Victims group demands tough justice

Should the state throw away the key? Keystone

Campaigners are urging the Swiss to vote in favour of locking up violent offenders for life.

This content was published on January 28, 2004 - 11:07

But the government says the proposals in the February 8 vote offer more than they can deliver and would be difficult to implement.

The people’s initiative was launched by a group of victims and families of victims, and has the backing of the rightwing People’s Party.

Those behind the people’s initiative want offenders found guilty of sexual and violent crimes to be handed lifelong sentences if they fail a one-off psychological assessment at the time of conviction.

They argue that felons who are judged to be a risk to society should be locked away for life.

“Victims of these offenders do not have a second chance,” Ulrich Schlüer of the Swiss People’s Party told swissinfo.

“We have to protect society from the risk of an offender repeating the same crime,” he added.

“Children, for example, should never have to face the same threat that other children have already faced.”

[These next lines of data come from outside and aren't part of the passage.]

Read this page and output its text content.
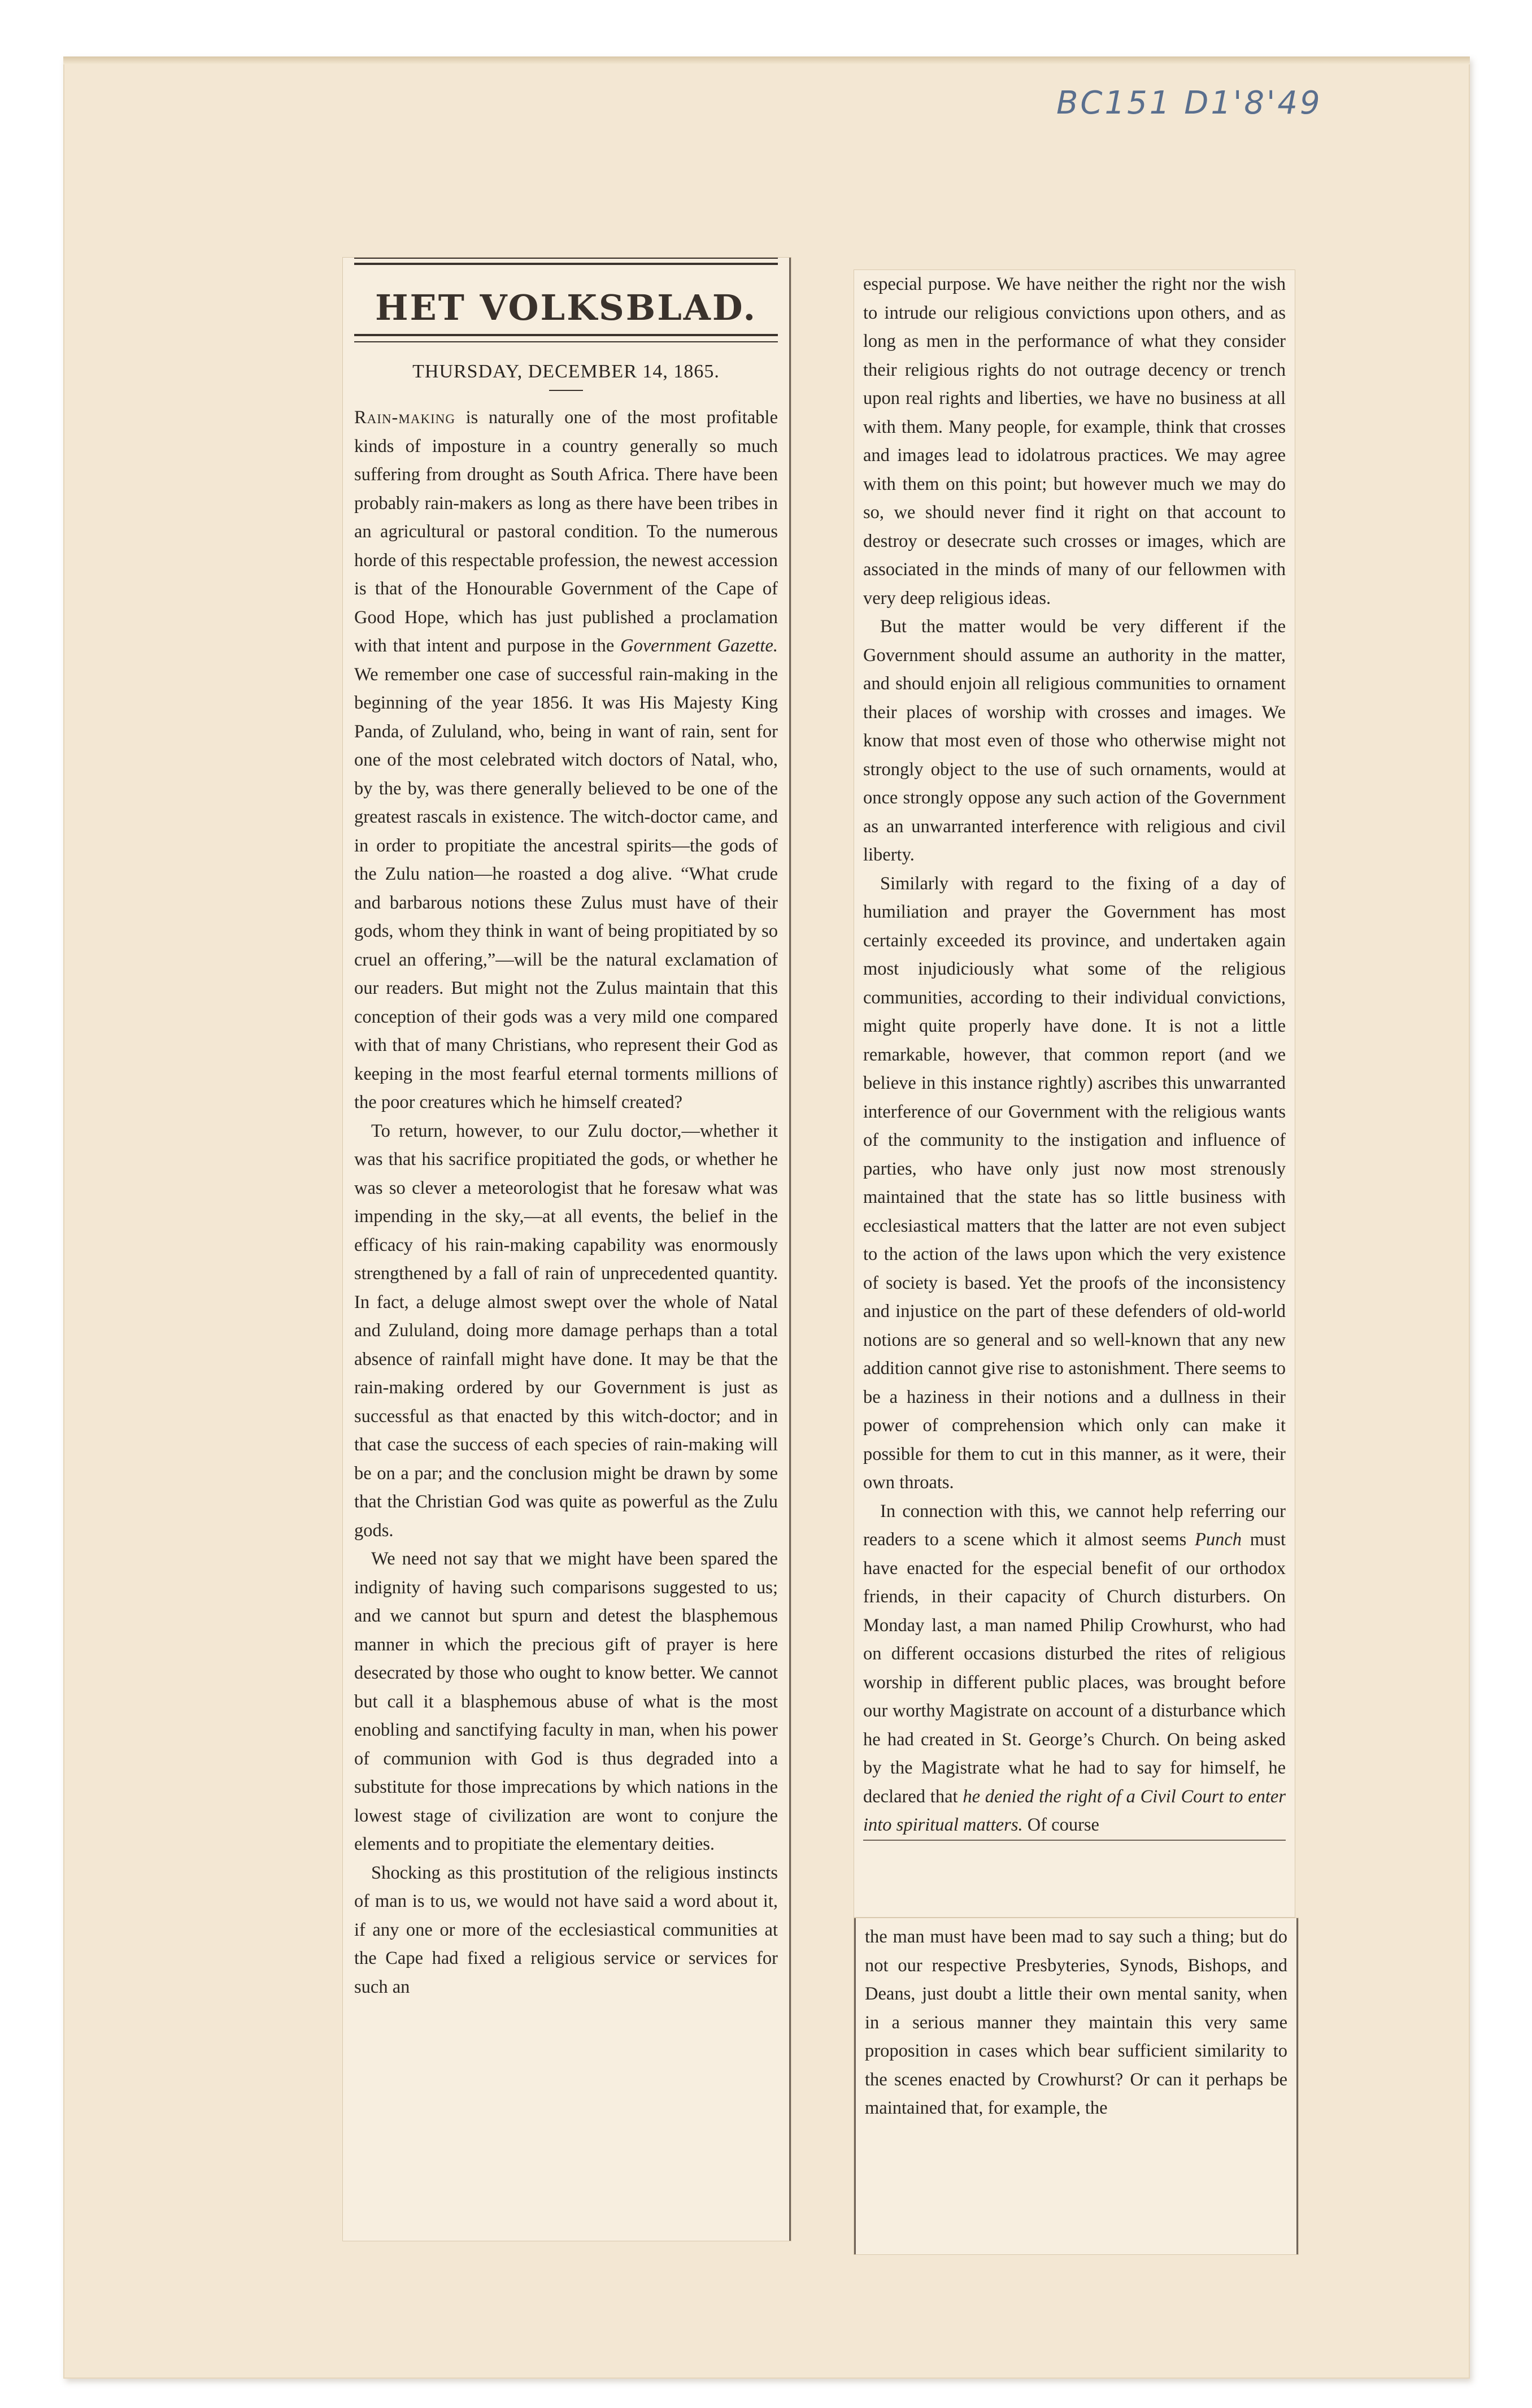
BC151 D1'8'49
HET VOLKSBLAD.
THURSDAY, DECEMBER 14, 1865.

Rain-making is naturally one of the most profitable kinds of imposture in a country generally so much suffering from drought as South Africa. There have been probably rain-makers as long as there have been tribes in an agricultural or pastoral condition. To the numerous horde of this respectable profession, the newest accession is that of the Honourable Government of the Cape of Good Hope, which has just published a proclamation with that intent and purpose in the Government Gazette. We remember one case of successful rain-making in the beginning of the year 1856. It was His Majesty King Panda, of Zululand, who, being in want of rain, sent for one of the most celebrated witch doctors of Natal, who, by the by, was there generally believed to be one of the greatest rascals in existence. The witch-doctor came, and in order to propitiate the ancestral spirits—the gods of the Zulu nation—he roasted a dog alive. “What crude and barbarous notions these Zulus must have of their gods, whom they think in want of being propitiated by so cruel an offering,”—will be the natural exclamation of our readers. But might not the Zulus maintain that this conception of their gods was a very mild one compared with that of many Christians, who represent their God as keeping in the most fearful eternal torments millions of the poor creatures which he himself created?

To return, however, to our Zulu doctor,—whether it was that his sacrifice propitiated the gods, or whether he was so clever a meteorologist that he foresaw what was impending in the sky,—at all events, the belief in the efficacy of his rain-making capability was enormously strengthened by a fall of rain of unprecedented quantity. In fact, a deluge almost swept over the whole of Natal and Zululand, doing more damage perhaps than a total absence of rainfall might have done. It may be that the rain-making ordered by our Government is just as successful as that enacted by this witch-doctor; and in that case the success of each species of rain-making will be on a par; and the conclusion might be drawn by some that the Christian God was quite as powerful as the Zulu gods.

We need not say that we might have been spared the indignity of having such comparisons suggested to us; and we cannot but spurn and detest the blasphemous manner in which the precious gift of prayer is here desecrated by those who ought to know better. We cannot but call it a blasphemous abuse of what is the most enobling and sanctifying faculty in man, when his power of communion with God is thus degraded into a substitute for those imprecations by which nations in the lowest stage of civilization are wont to conjure the elements and to propitiate the elementary deities.

Shocking as this prostitution of the religious instincts of man is to us, we would not have said a word about it, if any one or more of the ecclesiastical communities at the Cape had fixed a religious service or services for such an

especial purpose. We have neither the right nor the wish to intrude our religious convictions upon others, and as long as men in the performance of what they consider their religious rights do not outrage decency or trench upon real rights and liberties, we have no business at all with them. Many people, for example, think that crosses and images lead to idolatrous practices. We may agree with them on this point; but however much we may do so, we should never find it right on that account to destroy or desecrate such crosses or images, which are associated in the minds of many of our fellowmen with very deep religious ideas.

But the matter would be very different if the Government should assume an authority in the matter, and should enjoin all religious communities to ornament their places of worship with crosses and images. We know that most even of those who otherwise might not strongly object to the use of such ornaments, would at once strongly oppose any such action of the Government as an unwarranted interference with religious and civil liberty.

Similarly with regard to the fixing of a day of humiliation and prayer the Government has most certainly exceeded its province, and undertaken again most injudiciously what some of the religious communities, according to their individual convictions, might quite properly have done. It is not a little remarkable, however, that common report (and we believe in this instance rightly) ascribes this unwarranted interference of our Government with the religious wants of the community to the instigation and influence of parties, who have only just now most strenously maintained that the state has so little business with ecclesiastical matters that the latter are not even subject to the action of the laws upon which the very existence of society is based. Yet the proofs of the inconsistency and injustice on the part of these defenders of old-world notions are so general and so well-known that any new addition cannot give rise to astonishment. There seems to be a haziness in their notions and a dullness in their power of comprehension which only can make it possible for them to cut in this manner, as it were, their own throats.

In connection with this, we cannot help referring our readers to a scene which it almost seems Punch must have enacted for the especial benefit of our orthodox friends, in their capacity of Church disturbers. On Monday last, a man named Philip Crowhurst, who had on different occasions disturbed the rites of religious worship in different public places, was brought before our worthy Magistrate on account of a disturbance which he had created in St. George’s Church. On being asked by the Magistrate what he had to say for himself, he declared that he denied the right of a Civil Court to enter into spiritual matters. Of course

the man must have been mad to say such a thing; but do not our respective Presbyteries, Synods, Bishops, and Deans, just doubt a little their own mental sanity, when in a serious manner they maintain this very same proposition in cases which bear sufficient similarity to the scenes enacted by Crowhurst? Or can it perhaps be maintained that, for example, the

Supporters of a change to the law want the one-time psychological assessment to be carried out by two independent experts.

If those experts agreed that the offender was “untreatable”, there would be no chance of further tests.

The only possibility of overturning a decision would be if new scientific tests were introduced that could prove an offender could be “cured”.

While the government acknowledges that campaigners want to protect society from the risk of repeat violent offenders, it feels that a revision of the existing criminal law – due to come into force in 2006 – provides a better solution.

Human rights

It is also concerned that the proposed changes would undermine Switzerland’s commitment to international human rights treaties.

“The proposals do not contravene this country’s obligations to international law,” justice ministry official Heinrich Koller said.

“But if they were written into law they would present some difficulties in our relationship with the European Convention on Human Rights.

“The convention allows for the appraisal and assessment of offenders at regular intervals, whereas the proposals want to make sure that only takes place in specific circumstances.”

Koller argues that the one-time only assessment fails to recognise that a person can change over time, and could keep offenders in prison when they clearly no longer represented a threat – either because they were too old or physically disabled.

“It would mean an offender would no longer be locked up, but locked away for life,” he said.

“It would be against human dignity not to have regular assessments over time of a person’s suitability to be released.”


During the 1980s and 90s a number of cases involving convicted murderers and rapists made the headlines in Switzerland.

They went on to commit similar crimes while out on weekend leave or after being released.

But the justice minister, Christoph Blocher, argues that prison authorities and the courts have learned from those two decades, with cantons checking and overhauling their rules for releasing offenders.

“As far as the government is concerned the mistrust of the prison authorities – which is implicit in the very motives of this initiative – is not warranted,” he said.

“The revised law offers a better and more complete alternative, and even within the existing law it’s clear that prison authorities and those responsible for assessing violent offenders have learned [from the mistakes of the past].”


While the government insists that a basic failing of the proposals is that they fail to recognise that a person can change over time, supporters maintain they guarantee that society is safe from dangerous offenders, and restore basic rights.

“For me as a young woman it’s very important that we have the right to feel safe and secure,” People’s Party parliamentarian Jasmin Hutter told swissinfo.

“Every person who falls victim to an untreatable offender is one victim too many, and with this initiative we can stop them ever offending again.”

swissinfo, Jonathan Summerton


The people’s initiative was launched by a group of victims and families of victims.

They collected over 194,000 signatures – almost double the number required to submit an initiative.

The initiative calls for a single assessment of the risk an offender presents to society.

Parliament and the government have both rejected the proposals contained within the initiative.